I've launched 63 instances of the 10.3 AMI in us-east-1
(ami-031d1abcdcbbfbd8f) and 63 of the current 10.4 AMI
(ami-0bb15d03913335eae) on a variety of 6g arm64 instance types.  Exacly
zero of the 10.3 launches ended up in degraded state because of
systemd-growfs failures, while 37/63 (59%) had systemd-growfs fail.

There was a systemd update in 10.4, to version 241-7~deb10u4, which may
be related.



Bug#966451: cloud.debian.org: systemd-growfs@-.service fails on arm64 instance types

2020-07-28 Thread Noah Meyerhans
Package: cloud.debian.org
Severity: important
User: cloud.debian@packages.debian.org
Usertags: aws image

Testing the current buster releases for [mcr]6gd.* instance type support
reveals an issue that leads the instances to boot to "degraded" state in
systemd.  The failing unit is systemd-growfs@-.service:

admin@ip-172-31-13-14:~$ systemctl status systemd-growfs@-.service
● systemd-growfs@-.service - Grow File System on /
   Loaded: loaded (/run/systemd/generator/systemd-growfs@-.service; generated)
   Active: failed (Result: exit-code) since Tue 2020-07-28 16:14:54 UTC; 1min 
2s ago
 Docs: man:systemd-growfs@.service(8)
  Process: 271 ExecStart=/lib/systemd/systemd-growfs / (code=exited, 
status=1/FAILURE)
 Main PID: 271 (code=exited, status=1/FAILURE)
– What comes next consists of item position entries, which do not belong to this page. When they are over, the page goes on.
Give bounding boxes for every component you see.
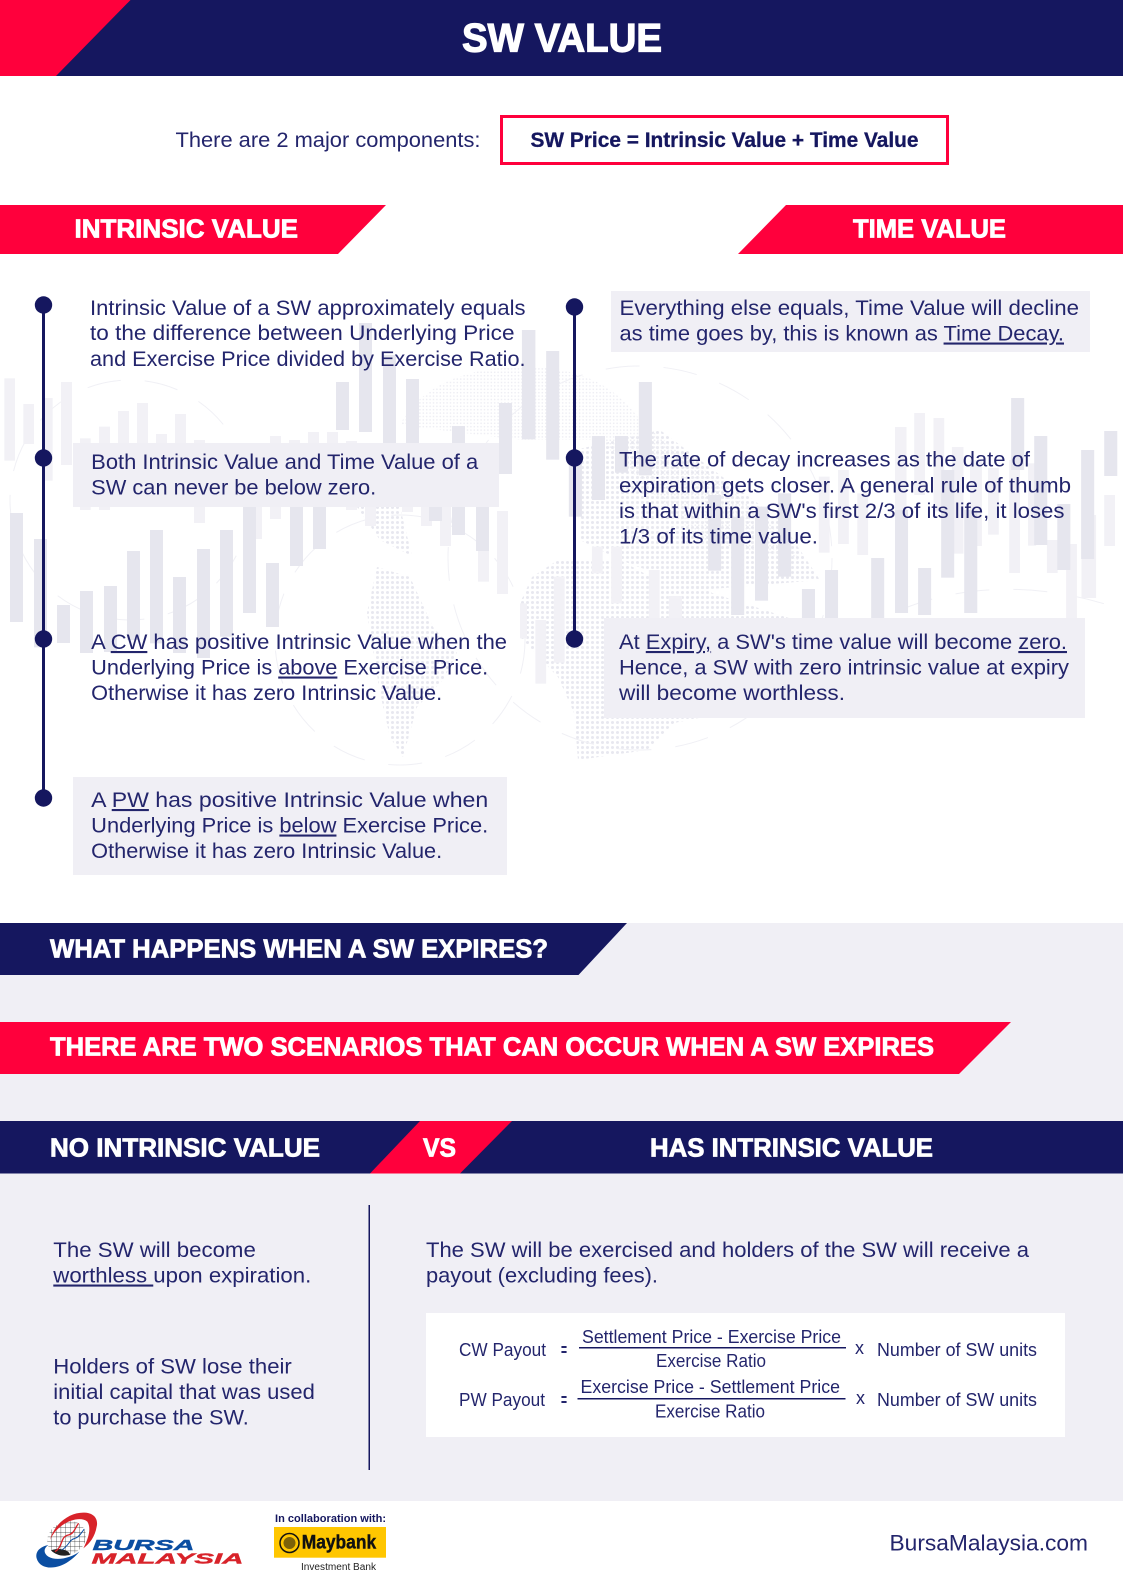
- text: call warrant: [91, 631, 507, 705]
- panel: time value timeline: [566, 291, 1090, 718]
- text: worthless upon expiration: The SW will become: [53, 1239, 256, 1262]
- text: rate of decay: [619, 449, 1071, 548]
- title banner: [0, 0, 1123, 76]
- heading: two scenarios: [0, 1022, 1011, 1074]
- formula: PW payout: x: [856, 1388, 865, 1408]
- text: never below zero: SW can never be below zero.: [91, 477, 376, 500]
- text: exercised with payout: [426, 1239, 1029, 1288]
- text: rate of decay: expiration gets closer. A general rule of thumb: [619, 474, 1071, 498]
- text: rate of decay: The rate of decay increases as the date of: [619, 449, 1030, 472]
- heading: two scenarios: THERE ARE TWO SCENARIOS THAT CAN OCCUR WHEN A SW EXPIRES: [50, 1032, 934, 1062]
- formula intro: [176, 116, 948, 164]
- heading: no intrinsic value vs has intrinsic value: VS: [423, 1132, 456, 1162]
- formula: PW payout: Exercise Price - Settlement Price: [580, 1377, 840, 1397]
- timeline: time value: [566, 298, 583, 648]
- text: lose initial capital: initial capital that was used: [53, 1381, 315, 1404]
- text: exercised with payout: payout (excluding fees).: [426, 1264, 658, 1288]
- text: lose initial capital: to purchase the SW.: [53, 1406, 249, 1430]
- formula: CW payout: x: [855, 1338, 864, 1358]
- logo: Maybank collaboration: [274, 1513, 386, 1573]
- formula: CW payout: =: [561, 1340, 567, 1360]
- background: world map and chart bars: [4, 323, 1123, 765]
- formula box: SW Price = Intrinsic Value + Time Value: [530, 129, 918, 152]
- text: never below zero: [73, 443, 499, 507]
- formula panel: [426, 1313, 1065, 1437]
- formula: PW payout: PW Payout: [459, 1390, 545, 1410]
- formula: CW payout: Settlement Price - Exercise Price: [582, 1327, 841, 1347]
- timeline: intrinsic value: [35, 296, 52, 807]
- text: lose initial capital: Holders of SW lose their: [53, 1356, 292, 1378]
- text: call warrant: Underlying Price is above Exercise Price.: [91, 656, 488, 680]
- heading: no intrinsic value vs has intrinsic value: [0, 1121, 1123, 1174]
- panel: intrinsic value timeline: [35, 296, 526, 875]
- title: SW VALUE: [462, 16, 662, 60]
- footer: [36, 1513, 1088, 1573]
- logo: Maybank collaboration: Maybank: [302, 1532, 377, 1554]
- heading: time value: TIME VALUE: [853, 214, 1006, 244]
- text: time decay: as time goes by, this is known as Time Decay.: [620, 322, 1064, 346]
- text: rate of decay: 1/3 of its time value.: [619, 526, 818, 548]
- text: put warrant: A PW has positive Intrinsic Value when: [91, 789, 488, 812]
- formula: PW payout: =: [561, 1390, 567, 1410]
- logo: Bursa Malaysia: BURSA: [92, 1537, 194, 1554]
- heading: time value: [738, 205, 1123, 254]
- text: never below zero: Both Intrinsic Value and Time Value of a: [91, 451, 479, 474]
- heading: no intrinsic value vs has intrinsic value: NO INTRINSIC VALUE: [50, 1132, 320, 1162]
- intro text: There are 2 major components:: [176, 129, 480, 152]
- heading: what happens: WHAT HAPPENS WHEN A SW EXPIRES?: [50, 934, 548, 964]
- text: at expiry: Hence, a SW with zero intrinsic value at expiry: [619, 656, 1070, 680]
- text: lose initial capital: [53, 1356, 315, 1430]
- text: call warrant: Otherwise it has zero Intrinsic Value.: [91, 682, 442, 705]
- formula: PW payout: Number of SW units: [877, 1390, 1037, 1410]
- text: at expiry: At Expiry, a SW's time value will become zero.: [619, 631, 1067, 654]
- text: rate of decay: is that within a SW's first 2/3 of its life, it loses: [619, 500, 1064, 523]
- formula: CW payout: Number of SW units: [877, 1340, 1037, 1360]
- text: call warrant: A CW has positive Intrinsic Value when the: [91, 631, 507, 654]
- panel: what happens when a SW expires: [0, 923, 1123, 1501]
- formula: CW payout: Exercise Ratio: [656, 1351, 766, 1371]
- text: intrinsic value definition: to the difference between Underlying Price: [90, 322, 514, 345]
- text: time decay: Everything else equals, Time Value will decline: [620, 297, 1079, 320]
- text: worthless upon expiration: worthless upon expiration.: [52, 1264, 311, 1288]
- text: at expiry: will become worthless.: [618, 682, 845, 705]
- text: put warrant: Underlying Price is below Exercise Price.: [91, 814, 488, 838]
- formula: PW payout: Exercise Ratio: [655, 1402, 765, 1422]
- text: exercised with payout: The SW will be exercised and holders of the SW will receive a: [426, 1239, 1029, 1262]
- website: BursaMalaysia.com: [890, 1530, 1088, 1556]
- text: put warrant: Otherwise it has zero Intrinsic Value.: [91, 840, 442, 863]
- formula: PW payout: [459, 1377, 1037, 1422]
- logo: Maybank collaboration: In collaboration with:: [275, 1513, 386, 1525]
- formula: CW payout: [459, 1327, 1037, 1371]
- text: worthless upon expiration: [52, 1239, 311, 1288]
- divider: [368, 1205, 370, 1470]
- heading: no intrinsic value vs has intrinsic value: HAS INTRINSIC VALUE: [650, 1132, 933, 1162]
- heading: intrinsic value: [0, 205, 386, 254]
- text: put warrant: [73, 777, 507, 875]
- text: time decay: [611, 291, 1090, 352]
- text: intrinsic value definition: Intrinsic Value of a SW approximately equals: [90, 297, 526, 320]
- logo: Maybank collaboration: Investment Bank: [301, 1562, 377, 1573]
- logo: Bursa Malaysia: [36, 1513, 244, 1568]
- formula: CW payout: CW Payout: [459, 1340, 546, 1360]
- text: intrinsic value definition: and Exercise Price divided by Exercise Ratio.: [90, 348, 526, 371]
- text: at expiry: [604, 618, 1085, 718]
- heading: what happens: [0, 923, 627, 975]
- formula box: [502, 116, 948, 164]
- logo: Bursa Malaysia: MALAYSIA: [92, 1550, 244, 1568]
- text: intrinsic value definition: [90, 297, 526, 371]
- heading: intrinsic value: INTRINSIC VALUE: [74, 214, 298, 244]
Jul 28 16:14:54 debian systemd-growfs[271]: Partition size 8455699968 is not a 
multiple of the blocksize 4096, ignoring 3584 bytes
Jul 28 16:14:54 debian systemd-growfs[271]: Failed to resize "/" to 2064379 
blocks (ext4): Read-only file system
Jul 28 16:14:54 debian systemd[1]: systemd-growfs@-.service: Main process 
exited, code=exited, status=1/FAILURE
Jul 28 16:14:54 debian systemd[1]: systemd-growfs@-.service: Failed with result 
'exit-code'.
Jul 28 16:14:54 debian systemd[1]: Failed to start Grow File System on /.

This does not seem limited to the local-NVMe instance types (with the "d" in
the first field), as I have reproduced the issue on c6g.xlarge as well:

admin@ip-172-31-14-76:~$ systemctl status systemd-growfs@-.service
● systemd-growfs@-.service - Grow File System on /
   Loaded: loaded (/run/systemd/generator/systemd-growfs@-.service; generated)
   Active: failed (Result: exit-code) since Tue 2020-07-28 16:24:22 UTC; 1min 
29s ago
 Docs: man:systemd-growfs@.service(8)
  Process: 256 ExecStart=/lib/systemd/systemd-growfs / (code=exited, 
status=1/FAILURE)
 Main PID: 256 (code=exited, status=1/FAILURE)

Warning: Journal has been rotated since unit was started. Log output is 
incomplete or unavailable.
admin@ip-172-31-14-76:~$ ec2metadata --instance-type
c6g.xlarge

Instances were tested in us-east-1.  I don't think this has always occurred
on the 6g arm64 instance types, but it seems to be reproducible
approximately 100% of the time right now.